Prof. Richard Thaler to receive Nobel Prize this weekend

Chicago Booth economist to deliver Dec. 8 Nobel lecture

Nearly two months have passed since a 4 a.m. call from Sweden changed the life of economist Richard Thaler.

That morning, Thaler called receiving the Sveriges Riksbank Prize in Economic Sciences in Memory of Alfred Nobel, the culmination of “a long journey” of scholarship. Known as one of the founding fathers of behavioral economics, Thaler, the Charles R. Walgreen Distinguished Service Professor of Behavioral Science and Economics at the University of Chicago Booth School of Business, said his field had come a long way since being “out in the wilderness” 40 years ago.

“When you’re doing research that’s a little unusual, and your approach is unusual, and you’re criticizing some of the other people in the field, you never know whether anybody’s taking it seriously,” said Thaler, who is in Stockholm, Sweden this week to receive his award.

Thaler will deliver the Nobel Prize Lecture in Economic Sciences on Dec. 8 and receive his Nobel medal on Dec. 10. (Both events will be webcast live on the Nobel website.) Thaler is the 90th scholar associated with UChicago to be awarded a Nobel Prize and sixth current member of the UChicago faculty.

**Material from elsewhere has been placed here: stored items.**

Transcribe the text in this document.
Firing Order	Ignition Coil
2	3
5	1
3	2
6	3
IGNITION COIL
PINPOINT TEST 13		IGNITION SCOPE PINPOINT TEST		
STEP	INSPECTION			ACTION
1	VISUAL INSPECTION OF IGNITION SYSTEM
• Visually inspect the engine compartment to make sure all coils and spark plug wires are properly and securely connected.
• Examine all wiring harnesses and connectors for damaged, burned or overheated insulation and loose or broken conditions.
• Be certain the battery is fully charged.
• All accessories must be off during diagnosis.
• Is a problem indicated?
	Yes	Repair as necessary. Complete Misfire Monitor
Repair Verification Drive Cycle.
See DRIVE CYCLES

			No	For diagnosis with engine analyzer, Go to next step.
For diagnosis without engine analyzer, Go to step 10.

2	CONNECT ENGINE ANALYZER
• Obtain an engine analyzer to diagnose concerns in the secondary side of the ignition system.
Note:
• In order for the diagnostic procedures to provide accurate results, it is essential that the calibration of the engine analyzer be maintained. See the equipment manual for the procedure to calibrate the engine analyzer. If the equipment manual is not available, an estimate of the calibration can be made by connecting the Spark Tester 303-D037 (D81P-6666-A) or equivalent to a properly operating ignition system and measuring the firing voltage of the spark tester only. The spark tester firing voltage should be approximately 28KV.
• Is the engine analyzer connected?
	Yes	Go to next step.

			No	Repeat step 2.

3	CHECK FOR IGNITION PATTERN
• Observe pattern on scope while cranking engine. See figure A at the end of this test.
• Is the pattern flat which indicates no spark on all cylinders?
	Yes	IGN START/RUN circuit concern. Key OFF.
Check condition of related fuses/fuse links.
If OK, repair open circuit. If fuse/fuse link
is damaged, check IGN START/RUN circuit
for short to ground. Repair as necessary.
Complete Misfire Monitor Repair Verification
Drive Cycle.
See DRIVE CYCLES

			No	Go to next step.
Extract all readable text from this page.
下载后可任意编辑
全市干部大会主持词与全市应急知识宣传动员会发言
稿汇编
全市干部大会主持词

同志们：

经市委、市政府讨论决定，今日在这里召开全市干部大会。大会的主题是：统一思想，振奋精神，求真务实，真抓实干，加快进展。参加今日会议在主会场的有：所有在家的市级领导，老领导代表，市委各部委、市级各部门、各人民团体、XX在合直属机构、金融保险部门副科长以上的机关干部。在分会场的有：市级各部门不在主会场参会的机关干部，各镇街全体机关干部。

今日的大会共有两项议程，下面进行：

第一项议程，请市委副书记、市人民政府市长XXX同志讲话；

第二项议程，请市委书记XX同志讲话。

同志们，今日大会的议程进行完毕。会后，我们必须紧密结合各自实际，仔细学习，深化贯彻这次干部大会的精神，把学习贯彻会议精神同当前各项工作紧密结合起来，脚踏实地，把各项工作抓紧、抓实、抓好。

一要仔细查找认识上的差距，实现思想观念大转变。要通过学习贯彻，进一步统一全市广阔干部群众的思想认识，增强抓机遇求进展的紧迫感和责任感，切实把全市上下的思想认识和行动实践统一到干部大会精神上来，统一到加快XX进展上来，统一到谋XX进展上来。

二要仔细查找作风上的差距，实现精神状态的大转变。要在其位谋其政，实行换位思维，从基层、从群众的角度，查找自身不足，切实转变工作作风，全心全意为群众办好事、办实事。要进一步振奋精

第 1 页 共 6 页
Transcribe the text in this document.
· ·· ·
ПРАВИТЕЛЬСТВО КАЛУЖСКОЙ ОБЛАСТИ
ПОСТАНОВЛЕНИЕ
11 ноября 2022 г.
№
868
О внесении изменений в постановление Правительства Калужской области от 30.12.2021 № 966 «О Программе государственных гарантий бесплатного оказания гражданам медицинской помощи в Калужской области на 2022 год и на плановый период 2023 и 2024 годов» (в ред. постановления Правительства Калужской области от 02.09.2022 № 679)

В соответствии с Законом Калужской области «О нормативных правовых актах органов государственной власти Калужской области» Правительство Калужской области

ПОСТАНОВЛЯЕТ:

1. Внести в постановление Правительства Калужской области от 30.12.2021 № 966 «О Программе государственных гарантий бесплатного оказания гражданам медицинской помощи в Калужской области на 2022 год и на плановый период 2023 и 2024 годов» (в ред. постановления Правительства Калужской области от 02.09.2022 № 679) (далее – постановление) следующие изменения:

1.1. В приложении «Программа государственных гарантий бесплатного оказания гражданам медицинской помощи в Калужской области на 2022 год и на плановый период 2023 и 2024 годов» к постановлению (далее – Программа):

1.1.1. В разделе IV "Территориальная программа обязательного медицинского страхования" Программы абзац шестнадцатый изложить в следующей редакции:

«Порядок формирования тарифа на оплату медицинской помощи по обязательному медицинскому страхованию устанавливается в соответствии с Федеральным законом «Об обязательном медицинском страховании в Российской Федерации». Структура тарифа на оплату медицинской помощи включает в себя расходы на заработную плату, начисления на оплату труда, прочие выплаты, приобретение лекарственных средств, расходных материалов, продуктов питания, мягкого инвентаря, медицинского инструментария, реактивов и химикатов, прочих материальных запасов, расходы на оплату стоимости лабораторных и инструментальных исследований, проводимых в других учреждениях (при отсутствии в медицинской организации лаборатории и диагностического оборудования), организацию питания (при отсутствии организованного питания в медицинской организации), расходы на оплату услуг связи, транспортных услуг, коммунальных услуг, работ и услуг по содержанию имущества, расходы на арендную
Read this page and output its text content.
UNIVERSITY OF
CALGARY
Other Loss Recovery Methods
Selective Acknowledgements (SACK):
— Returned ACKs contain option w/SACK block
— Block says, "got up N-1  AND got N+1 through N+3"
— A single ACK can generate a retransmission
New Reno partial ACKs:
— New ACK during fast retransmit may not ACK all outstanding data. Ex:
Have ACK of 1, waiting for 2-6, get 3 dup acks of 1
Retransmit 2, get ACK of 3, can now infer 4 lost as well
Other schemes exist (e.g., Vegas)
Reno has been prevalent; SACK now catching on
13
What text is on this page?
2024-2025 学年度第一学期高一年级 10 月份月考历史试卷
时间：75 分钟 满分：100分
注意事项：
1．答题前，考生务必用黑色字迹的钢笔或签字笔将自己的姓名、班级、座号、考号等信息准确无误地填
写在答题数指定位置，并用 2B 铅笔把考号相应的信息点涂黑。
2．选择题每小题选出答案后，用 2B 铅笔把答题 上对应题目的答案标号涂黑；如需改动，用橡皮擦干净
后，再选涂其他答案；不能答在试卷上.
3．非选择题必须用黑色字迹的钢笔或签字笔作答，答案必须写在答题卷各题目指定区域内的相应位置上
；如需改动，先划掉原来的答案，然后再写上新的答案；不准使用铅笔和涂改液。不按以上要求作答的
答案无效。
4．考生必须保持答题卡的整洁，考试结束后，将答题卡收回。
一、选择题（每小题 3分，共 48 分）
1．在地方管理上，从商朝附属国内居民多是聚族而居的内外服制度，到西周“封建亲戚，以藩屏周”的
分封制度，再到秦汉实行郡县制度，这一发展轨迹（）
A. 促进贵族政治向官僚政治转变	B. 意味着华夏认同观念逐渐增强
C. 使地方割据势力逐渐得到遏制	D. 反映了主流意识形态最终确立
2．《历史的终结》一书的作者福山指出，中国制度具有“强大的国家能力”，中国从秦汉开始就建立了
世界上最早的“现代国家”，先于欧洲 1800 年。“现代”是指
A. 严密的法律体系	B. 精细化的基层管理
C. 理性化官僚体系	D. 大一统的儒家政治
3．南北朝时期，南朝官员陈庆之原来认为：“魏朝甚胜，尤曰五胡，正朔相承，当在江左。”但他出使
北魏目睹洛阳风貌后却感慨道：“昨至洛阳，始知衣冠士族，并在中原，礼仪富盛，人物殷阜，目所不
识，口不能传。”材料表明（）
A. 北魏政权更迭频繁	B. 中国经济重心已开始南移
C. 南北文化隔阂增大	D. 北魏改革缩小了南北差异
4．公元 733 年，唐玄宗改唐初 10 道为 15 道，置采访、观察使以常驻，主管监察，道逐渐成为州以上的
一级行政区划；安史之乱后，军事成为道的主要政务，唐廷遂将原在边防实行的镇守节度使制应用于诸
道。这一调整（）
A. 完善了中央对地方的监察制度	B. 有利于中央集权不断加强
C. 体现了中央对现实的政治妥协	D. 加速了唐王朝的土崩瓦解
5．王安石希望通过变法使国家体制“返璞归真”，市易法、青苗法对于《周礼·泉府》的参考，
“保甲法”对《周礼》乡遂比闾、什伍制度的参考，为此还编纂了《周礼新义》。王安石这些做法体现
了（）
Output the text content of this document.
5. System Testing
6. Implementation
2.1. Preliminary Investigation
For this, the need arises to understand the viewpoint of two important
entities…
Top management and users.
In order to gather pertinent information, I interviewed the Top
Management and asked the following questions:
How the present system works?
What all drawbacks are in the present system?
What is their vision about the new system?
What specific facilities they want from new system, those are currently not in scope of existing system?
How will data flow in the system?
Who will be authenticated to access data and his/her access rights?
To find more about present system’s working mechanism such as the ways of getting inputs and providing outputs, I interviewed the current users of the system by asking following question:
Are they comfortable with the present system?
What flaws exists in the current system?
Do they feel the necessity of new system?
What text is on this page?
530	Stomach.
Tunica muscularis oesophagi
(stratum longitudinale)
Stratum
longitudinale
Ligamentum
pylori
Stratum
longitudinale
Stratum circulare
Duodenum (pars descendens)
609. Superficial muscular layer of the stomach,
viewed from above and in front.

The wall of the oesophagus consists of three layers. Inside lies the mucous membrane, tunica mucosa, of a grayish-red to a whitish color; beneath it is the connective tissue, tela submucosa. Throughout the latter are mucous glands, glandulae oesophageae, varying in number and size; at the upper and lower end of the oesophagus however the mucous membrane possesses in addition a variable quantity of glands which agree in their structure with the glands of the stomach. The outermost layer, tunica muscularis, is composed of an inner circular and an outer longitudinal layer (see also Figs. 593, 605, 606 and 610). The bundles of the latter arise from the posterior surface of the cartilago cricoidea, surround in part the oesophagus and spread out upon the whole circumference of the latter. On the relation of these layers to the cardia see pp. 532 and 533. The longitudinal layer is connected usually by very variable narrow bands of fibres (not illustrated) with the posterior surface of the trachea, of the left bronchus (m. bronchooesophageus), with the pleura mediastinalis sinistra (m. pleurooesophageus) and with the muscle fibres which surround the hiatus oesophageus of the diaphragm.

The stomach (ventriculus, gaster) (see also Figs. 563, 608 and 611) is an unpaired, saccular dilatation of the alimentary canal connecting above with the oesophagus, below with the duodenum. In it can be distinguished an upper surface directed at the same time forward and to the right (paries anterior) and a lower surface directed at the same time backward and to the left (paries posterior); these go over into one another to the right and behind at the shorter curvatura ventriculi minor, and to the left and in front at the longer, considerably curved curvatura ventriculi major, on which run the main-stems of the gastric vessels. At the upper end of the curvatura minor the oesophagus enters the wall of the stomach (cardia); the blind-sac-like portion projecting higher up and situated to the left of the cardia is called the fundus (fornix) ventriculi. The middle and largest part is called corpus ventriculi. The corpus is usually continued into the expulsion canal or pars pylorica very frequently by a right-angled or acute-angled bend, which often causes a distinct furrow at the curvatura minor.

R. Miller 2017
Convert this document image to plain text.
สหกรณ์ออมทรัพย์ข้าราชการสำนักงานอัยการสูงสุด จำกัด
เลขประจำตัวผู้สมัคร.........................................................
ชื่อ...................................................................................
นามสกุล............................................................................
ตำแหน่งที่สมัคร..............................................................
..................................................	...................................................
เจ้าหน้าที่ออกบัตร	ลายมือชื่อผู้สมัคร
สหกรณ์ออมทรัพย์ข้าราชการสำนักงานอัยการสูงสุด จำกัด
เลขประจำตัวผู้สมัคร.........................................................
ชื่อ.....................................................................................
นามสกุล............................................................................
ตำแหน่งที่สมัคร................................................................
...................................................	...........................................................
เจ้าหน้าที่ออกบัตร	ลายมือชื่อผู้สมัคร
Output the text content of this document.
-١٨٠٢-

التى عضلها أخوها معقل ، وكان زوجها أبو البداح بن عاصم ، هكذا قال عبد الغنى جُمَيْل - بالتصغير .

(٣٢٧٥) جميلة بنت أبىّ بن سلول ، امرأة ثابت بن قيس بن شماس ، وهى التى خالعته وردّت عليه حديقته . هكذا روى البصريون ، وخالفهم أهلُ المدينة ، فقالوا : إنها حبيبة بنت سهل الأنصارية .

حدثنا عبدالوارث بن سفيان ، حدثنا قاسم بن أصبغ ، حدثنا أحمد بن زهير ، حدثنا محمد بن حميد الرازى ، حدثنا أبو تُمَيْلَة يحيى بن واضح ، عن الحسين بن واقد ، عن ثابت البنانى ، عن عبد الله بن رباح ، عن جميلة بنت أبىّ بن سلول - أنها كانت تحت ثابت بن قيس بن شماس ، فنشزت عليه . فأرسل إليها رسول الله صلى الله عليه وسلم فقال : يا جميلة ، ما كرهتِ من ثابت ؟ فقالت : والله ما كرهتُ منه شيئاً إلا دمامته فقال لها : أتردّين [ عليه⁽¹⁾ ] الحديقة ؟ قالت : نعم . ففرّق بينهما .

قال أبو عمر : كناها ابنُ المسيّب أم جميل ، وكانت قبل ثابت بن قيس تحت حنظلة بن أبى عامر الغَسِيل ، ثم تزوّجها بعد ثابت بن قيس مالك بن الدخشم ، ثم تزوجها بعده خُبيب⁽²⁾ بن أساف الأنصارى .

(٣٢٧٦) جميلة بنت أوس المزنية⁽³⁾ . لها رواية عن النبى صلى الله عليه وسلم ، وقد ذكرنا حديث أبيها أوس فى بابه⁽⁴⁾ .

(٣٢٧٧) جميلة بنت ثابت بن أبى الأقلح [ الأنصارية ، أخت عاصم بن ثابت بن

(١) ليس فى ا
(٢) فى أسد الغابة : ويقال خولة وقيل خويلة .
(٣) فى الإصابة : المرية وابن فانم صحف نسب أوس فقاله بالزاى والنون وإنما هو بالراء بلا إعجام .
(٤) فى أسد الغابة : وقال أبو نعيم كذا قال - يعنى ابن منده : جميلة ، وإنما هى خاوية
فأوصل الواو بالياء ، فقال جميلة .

“The last month has been frenetic, so I don’t know if it has sunk in,” Thaler said. “I’m not sure it will sink in until I get back from Stockholm.”

Hall
A view of the Stockholm Concert Hall, where Prof. Richard Thaler will receive his Nobel Prize medal during a Dec. 10 ceremony. (Photo by Frank Augstein/Associated Press)

‘A speech to the general public’

Author of the best-selling book Nudge, Thaler is renowned for research showing how human behavior contradicts traditional economic logic. And much like his groundbreaking scholarship, Thaler will be taking a different approach to his Nobel lecture.

Charged with delivering a 35-minute Nobel address, Thaler hopes to make it visual and “not bogged down in technical details.” Thaler knows a few things about writing a Nobel lecture, having heard five Nobel lectures in the two times he’s attended the ceremony—including 2002, when friend and former Stanford University colleague Daniel Kahneman was honored.

“Thirty-five minutes is not that long, and I don’t talk that fast. For the speech, I’m just trying to think about what is the best introduction of this material for 500 to 800 mostly Swedish residents of Stockholm,” Thaler said. “It’s not a speech to experts; it’s not a speech to my colleagues—it’s a speech to the general public.”

Thaler described the day the Nobel Prize was announced on Oct. 9 as a blur. He recalls the flood of congratulatory messages and a news conference at Booth, but also teaching a class that night at the Gleacher Center.

The work of a scholar, Nobel-winning or not, never ends. Soon after Stockholm, Thaler will return to research and tackling the task of writing a technical research paper for Nobel, due Jan. 31, which will be published in the American Economic Review.

“When you wake up in the morning, you still have to brush your teeth and take a shower—and pretty much life goes on,” Thaler said. “People have asked me: ‘Do your colleagues treat you any differently?’ No. They may have cut me slack for 10 or 15 minutes, and then it’s back to normal.”